Likewise, God remains pleased with Him, even as, or rather, especially as He ascends to Golgotha to bear our iniquities. God is eternally pleased with His Son. Yet, here, as in Jesus’ Baptism, His Son stands before Him in human flesh. So, when we hear the Father say, “in whom I am well pleased,” He is not speaking simply of His eternal pleasure with the Son with whom He shares one divine substance. Rather, He is speaking of His Son as He is in human flesh. He is pleased with His obedience as a child of Adam.
And so, you cannot separate Jesus’ transfiguration from His holy, innocent, and bitter sufferings and death for our sins. Though we see the gore and the blood, the spitting and mocking, the suffering and death, He is still the same beautiful Only Son from Heaven, in whom God is well pleased. And it is because He goes willingly as a Lamb to slaughter which so especially pleases the Father. This is why Jesus tells His three disciples not to tell anyone the vision until after He has risen from the dead. Jesus told them the end of the story, but they must not spoil it. We cannot reach that mount of transfiguration again without Christ first suffering and dying for our sins.
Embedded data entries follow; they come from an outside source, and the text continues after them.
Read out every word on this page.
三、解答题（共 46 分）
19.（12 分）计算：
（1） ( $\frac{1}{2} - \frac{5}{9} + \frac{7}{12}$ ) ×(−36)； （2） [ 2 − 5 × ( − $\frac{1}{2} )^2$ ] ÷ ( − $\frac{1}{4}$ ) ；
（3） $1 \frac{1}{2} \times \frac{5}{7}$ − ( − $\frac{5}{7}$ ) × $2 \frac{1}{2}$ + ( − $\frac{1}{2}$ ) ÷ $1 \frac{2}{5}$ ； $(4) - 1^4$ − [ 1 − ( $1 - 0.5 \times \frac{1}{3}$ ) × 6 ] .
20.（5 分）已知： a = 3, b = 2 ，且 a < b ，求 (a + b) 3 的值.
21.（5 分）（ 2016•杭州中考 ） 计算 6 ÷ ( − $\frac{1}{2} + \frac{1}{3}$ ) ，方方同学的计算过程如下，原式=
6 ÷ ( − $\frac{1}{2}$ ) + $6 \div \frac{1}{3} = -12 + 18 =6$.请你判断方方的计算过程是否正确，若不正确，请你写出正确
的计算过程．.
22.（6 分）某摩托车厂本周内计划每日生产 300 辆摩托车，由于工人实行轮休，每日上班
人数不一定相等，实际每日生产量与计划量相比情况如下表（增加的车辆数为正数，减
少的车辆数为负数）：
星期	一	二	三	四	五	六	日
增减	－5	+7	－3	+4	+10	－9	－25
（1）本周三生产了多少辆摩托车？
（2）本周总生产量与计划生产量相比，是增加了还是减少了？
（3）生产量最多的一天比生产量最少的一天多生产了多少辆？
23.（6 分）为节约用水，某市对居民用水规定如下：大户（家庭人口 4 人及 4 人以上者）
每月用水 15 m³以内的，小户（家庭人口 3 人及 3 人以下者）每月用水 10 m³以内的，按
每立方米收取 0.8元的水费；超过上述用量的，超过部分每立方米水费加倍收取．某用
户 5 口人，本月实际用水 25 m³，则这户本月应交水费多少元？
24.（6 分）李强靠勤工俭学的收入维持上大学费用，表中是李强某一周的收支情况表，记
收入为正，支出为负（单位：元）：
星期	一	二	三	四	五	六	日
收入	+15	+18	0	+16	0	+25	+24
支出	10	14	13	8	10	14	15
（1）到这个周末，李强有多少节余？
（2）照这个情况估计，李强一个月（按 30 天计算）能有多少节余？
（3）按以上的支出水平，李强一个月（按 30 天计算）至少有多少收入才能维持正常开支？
In the transfiguration, we see who it is who bears our load of sin and shame on the cross. And we see that our sin and guilt have no chance against this Son of God. Hanging on the cross is the same Jesus, who shone like the sun on the Mount of Transfiguration. Remember that as we again journey with Christ to the cross. Our God has paid our debts. No mere man died for our sins, but God Himself in human flesh. And that same God continues to live as a human for all eternity to mediate for us. With Peter, James, and John, Moses and Elijah, and all the saints, we will see Him as He is, for we shall be like Him. The Transfiguration tells us what is really going on at the cross, and what we are headed toward in our journey.
This is the message of Holy Scripture. We read, mark, and learn the Bible until this Morning Star rising in our hearts through faith. And although we do not see Him transfigured before us now, we know from Scripture that the same Morning Star is with us now in His Holy Word and Sacraments. May we continue to receive Him through faith, until we see Him in glory. Amen.